In its annual report submitted to Congress that includes grant requests for 2020, the rail operator included a line item labeled “Restoration of the Detroit-Toronto Service.”
The funding required? “TBD.”
The FAST Act passed by Congress in 2015 allocated $1.8 billion for Amtrak through 2020. In the report, the reopening of the Detroit-Toronto service appeared in the “augmented” funding items. Amtrak will submit a more detailed reauthorization proposal, presumably with a price tag for the line, later this year.
Does that seem like wishful thinking? Maybe. But there are only 13 other items requiring funding above its current level and the line is clearly something Amtrak prioritizes.
“Amtrak is exploring places it can modernize and expand its services and network,” said Amtrak Spokesman Marc Magliari by email. “A Chicago/Western Michigan–Detroit–Toronto corridor is one of the services where we see promise.”
MDOT has also expressed interest in restoring the line.
It’s unclear exactly what infrastructure improvements would have to be made.
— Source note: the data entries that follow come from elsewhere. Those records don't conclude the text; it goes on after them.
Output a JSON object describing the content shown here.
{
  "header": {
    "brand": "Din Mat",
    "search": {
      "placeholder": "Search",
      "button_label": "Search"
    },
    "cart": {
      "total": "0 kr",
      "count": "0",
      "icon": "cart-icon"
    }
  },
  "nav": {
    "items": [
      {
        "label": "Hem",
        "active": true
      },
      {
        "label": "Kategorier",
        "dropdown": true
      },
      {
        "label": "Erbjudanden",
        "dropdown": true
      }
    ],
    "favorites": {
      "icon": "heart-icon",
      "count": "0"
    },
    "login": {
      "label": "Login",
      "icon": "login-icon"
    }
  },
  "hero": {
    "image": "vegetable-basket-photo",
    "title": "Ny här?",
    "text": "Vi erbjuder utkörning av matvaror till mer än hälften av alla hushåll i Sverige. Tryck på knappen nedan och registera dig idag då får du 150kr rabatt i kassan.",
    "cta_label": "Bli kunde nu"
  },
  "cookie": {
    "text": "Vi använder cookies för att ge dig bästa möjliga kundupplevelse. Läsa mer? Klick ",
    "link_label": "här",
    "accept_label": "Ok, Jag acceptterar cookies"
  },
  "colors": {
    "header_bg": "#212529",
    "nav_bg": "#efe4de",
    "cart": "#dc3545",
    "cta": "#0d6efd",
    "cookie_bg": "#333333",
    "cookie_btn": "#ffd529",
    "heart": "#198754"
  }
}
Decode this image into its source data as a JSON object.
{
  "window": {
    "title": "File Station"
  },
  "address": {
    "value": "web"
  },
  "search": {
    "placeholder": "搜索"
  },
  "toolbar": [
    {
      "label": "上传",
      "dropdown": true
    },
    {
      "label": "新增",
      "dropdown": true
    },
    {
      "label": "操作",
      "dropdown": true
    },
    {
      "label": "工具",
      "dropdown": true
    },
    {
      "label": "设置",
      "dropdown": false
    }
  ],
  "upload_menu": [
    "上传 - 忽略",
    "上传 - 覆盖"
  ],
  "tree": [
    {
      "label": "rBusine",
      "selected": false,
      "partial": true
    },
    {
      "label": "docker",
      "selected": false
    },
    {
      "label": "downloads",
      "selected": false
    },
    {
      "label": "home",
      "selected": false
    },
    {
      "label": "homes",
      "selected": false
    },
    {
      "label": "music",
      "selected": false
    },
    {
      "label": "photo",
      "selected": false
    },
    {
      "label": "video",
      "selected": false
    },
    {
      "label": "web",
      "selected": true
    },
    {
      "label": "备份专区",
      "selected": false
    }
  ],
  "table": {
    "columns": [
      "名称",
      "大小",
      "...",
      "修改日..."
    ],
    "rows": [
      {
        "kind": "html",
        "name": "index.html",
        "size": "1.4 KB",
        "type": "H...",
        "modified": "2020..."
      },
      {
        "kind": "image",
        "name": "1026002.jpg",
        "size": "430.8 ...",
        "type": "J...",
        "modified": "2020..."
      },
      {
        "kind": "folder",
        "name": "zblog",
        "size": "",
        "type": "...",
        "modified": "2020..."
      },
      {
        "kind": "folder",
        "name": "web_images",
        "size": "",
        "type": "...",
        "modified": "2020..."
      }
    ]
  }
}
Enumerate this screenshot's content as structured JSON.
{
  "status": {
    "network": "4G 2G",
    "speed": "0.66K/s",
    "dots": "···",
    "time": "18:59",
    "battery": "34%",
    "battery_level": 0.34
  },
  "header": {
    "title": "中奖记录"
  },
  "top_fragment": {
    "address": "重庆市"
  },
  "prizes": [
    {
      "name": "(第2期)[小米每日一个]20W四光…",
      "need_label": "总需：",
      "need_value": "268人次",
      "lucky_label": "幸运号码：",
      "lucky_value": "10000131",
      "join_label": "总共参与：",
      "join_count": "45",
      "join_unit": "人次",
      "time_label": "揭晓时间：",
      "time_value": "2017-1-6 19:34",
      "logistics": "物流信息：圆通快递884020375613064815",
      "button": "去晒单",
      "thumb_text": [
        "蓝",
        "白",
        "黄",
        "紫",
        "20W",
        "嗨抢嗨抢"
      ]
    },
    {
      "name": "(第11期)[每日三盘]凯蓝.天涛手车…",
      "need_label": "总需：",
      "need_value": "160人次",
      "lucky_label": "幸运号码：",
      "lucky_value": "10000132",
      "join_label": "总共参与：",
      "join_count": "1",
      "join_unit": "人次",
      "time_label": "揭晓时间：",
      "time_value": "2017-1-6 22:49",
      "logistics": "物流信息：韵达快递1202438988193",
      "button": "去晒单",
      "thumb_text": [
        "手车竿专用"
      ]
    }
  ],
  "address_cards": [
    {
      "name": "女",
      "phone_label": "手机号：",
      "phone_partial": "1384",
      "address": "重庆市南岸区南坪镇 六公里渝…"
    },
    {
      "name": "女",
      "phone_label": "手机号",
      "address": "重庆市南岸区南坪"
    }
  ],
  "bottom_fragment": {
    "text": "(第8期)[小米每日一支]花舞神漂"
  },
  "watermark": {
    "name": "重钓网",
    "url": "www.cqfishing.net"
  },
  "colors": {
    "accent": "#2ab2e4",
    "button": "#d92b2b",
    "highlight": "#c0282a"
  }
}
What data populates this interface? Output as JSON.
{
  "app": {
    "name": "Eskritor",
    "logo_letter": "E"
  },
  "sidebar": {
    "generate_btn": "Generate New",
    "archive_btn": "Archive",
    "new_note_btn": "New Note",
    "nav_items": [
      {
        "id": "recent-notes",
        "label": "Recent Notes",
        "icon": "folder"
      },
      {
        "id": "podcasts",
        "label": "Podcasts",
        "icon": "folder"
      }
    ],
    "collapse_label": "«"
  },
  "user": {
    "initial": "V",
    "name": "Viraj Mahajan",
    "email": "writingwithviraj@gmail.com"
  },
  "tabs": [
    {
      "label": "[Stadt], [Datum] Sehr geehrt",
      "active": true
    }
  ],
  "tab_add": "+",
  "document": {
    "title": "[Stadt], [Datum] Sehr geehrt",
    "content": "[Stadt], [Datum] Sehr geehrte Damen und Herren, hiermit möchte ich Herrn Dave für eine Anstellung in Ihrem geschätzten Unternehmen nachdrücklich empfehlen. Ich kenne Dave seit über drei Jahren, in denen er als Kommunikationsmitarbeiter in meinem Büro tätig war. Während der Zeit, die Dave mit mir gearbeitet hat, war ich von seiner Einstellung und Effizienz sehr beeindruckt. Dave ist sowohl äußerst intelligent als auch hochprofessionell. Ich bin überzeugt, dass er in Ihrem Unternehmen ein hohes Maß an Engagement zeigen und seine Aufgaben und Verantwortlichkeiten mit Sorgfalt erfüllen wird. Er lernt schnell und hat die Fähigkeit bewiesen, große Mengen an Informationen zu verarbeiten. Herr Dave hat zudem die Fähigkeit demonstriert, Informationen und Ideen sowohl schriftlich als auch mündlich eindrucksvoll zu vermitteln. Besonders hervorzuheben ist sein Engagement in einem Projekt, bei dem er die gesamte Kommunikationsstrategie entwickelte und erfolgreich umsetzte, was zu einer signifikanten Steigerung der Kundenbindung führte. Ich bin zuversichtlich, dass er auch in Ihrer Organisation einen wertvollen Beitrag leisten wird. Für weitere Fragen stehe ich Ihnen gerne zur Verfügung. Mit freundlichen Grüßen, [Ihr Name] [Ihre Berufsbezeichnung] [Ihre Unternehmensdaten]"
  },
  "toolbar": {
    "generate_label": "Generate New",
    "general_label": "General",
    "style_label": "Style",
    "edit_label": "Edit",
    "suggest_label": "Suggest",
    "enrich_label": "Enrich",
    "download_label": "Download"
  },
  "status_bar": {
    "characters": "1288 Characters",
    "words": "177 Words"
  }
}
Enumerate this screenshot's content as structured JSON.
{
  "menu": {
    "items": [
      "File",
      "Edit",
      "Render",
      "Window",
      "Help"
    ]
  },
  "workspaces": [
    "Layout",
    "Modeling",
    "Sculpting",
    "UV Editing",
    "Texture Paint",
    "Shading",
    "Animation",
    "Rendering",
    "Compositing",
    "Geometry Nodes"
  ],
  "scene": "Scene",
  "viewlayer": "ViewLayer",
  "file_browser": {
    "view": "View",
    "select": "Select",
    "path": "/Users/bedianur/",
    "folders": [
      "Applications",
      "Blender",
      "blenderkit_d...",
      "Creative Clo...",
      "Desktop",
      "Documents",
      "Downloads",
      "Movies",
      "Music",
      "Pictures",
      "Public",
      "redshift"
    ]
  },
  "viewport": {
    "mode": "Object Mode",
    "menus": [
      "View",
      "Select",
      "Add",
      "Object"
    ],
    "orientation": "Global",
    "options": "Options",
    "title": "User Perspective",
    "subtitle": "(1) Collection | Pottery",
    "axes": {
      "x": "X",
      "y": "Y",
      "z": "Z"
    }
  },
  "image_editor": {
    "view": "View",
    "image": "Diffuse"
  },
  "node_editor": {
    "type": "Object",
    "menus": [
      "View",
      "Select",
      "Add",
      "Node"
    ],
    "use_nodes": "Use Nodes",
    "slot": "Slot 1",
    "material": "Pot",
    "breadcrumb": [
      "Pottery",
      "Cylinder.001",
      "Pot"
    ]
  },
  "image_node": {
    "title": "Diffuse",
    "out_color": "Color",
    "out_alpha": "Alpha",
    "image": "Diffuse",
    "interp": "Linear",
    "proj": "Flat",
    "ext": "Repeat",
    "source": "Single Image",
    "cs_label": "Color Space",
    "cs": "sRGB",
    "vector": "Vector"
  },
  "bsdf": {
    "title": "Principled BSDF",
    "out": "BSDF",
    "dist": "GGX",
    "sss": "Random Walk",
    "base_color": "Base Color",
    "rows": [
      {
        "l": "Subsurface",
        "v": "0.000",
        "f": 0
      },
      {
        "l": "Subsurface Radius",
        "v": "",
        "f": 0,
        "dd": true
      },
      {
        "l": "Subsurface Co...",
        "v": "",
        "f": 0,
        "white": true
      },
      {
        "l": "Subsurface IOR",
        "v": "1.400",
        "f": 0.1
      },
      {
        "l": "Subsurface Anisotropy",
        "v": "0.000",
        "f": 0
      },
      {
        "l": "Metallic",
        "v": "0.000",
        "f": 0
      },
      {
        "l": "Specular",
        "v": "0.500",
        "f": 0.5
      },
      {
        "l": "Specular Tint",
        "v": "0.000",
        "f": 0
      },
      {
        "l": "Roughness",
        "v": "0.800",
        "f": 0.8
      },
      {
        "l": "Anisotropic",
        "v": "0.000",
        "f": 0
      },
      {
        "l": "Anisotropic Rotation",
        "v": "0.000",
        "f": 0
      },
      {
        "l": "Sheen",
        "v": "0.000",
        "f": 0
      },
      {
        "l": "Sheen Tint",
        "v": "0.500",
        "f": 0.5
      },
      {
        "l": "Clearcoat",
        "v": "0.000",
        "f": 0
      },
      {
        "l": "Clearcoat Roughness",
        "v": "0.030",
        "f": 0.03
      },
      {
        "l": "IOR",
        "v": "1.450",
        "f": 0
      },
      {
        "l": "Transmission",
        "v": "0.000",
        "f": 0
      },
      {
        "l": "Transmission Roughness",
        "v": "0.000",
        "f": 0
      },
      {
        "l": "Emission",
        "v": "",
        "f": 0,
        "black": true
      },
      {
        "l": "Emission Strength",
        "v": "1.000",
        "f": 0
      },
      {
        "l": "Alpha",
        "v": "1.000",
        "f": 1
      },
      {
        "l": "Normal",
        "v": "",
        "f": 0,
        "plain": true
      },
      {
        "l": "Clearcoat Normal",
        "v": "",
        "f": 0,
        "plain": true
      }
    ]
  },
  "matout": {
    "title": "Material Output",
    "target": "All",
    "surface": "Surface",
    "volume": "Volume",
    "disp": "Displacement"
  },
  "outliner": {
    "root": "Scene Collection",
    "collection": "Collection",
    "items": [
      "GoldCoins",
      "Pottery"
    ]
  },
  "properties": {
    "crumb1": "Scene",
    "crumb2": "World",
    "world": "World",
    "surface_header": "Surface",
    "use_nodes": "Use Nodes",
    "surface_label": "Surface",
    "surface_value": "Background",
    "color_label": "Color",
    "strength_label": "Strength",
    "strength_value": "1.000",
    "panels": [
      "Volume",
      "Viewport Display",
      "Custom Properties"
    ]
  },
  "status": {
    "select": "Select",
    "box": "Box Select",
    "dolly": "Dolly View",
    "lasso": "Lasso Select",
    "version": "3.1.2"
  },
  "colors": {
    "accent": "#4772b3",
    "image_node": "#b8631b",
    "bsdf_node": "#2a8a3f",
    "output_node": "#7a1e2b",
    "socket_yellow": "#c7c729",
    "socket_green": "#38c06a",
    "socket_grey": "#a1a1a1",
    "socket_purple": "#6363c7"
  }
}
The Windsor station aligns with Michigan Central Station, but the Canadian one was destroyed by a fire in the 1990s. Michigan Central Station is will soon be redeveloped by Ford as part of an “evolving mobility corridor.” (Which could include trains if you read between the lines.)
The only nearby joint international gateway between Amtrak and VIA, the Canadian passenger rail service, is through Buffalo. For those wishing to go from Detroit to Toronto using public transit, the best option is to take the Detroit-Windsor tunnel bus from downtown, and then a VIA train to Toronto.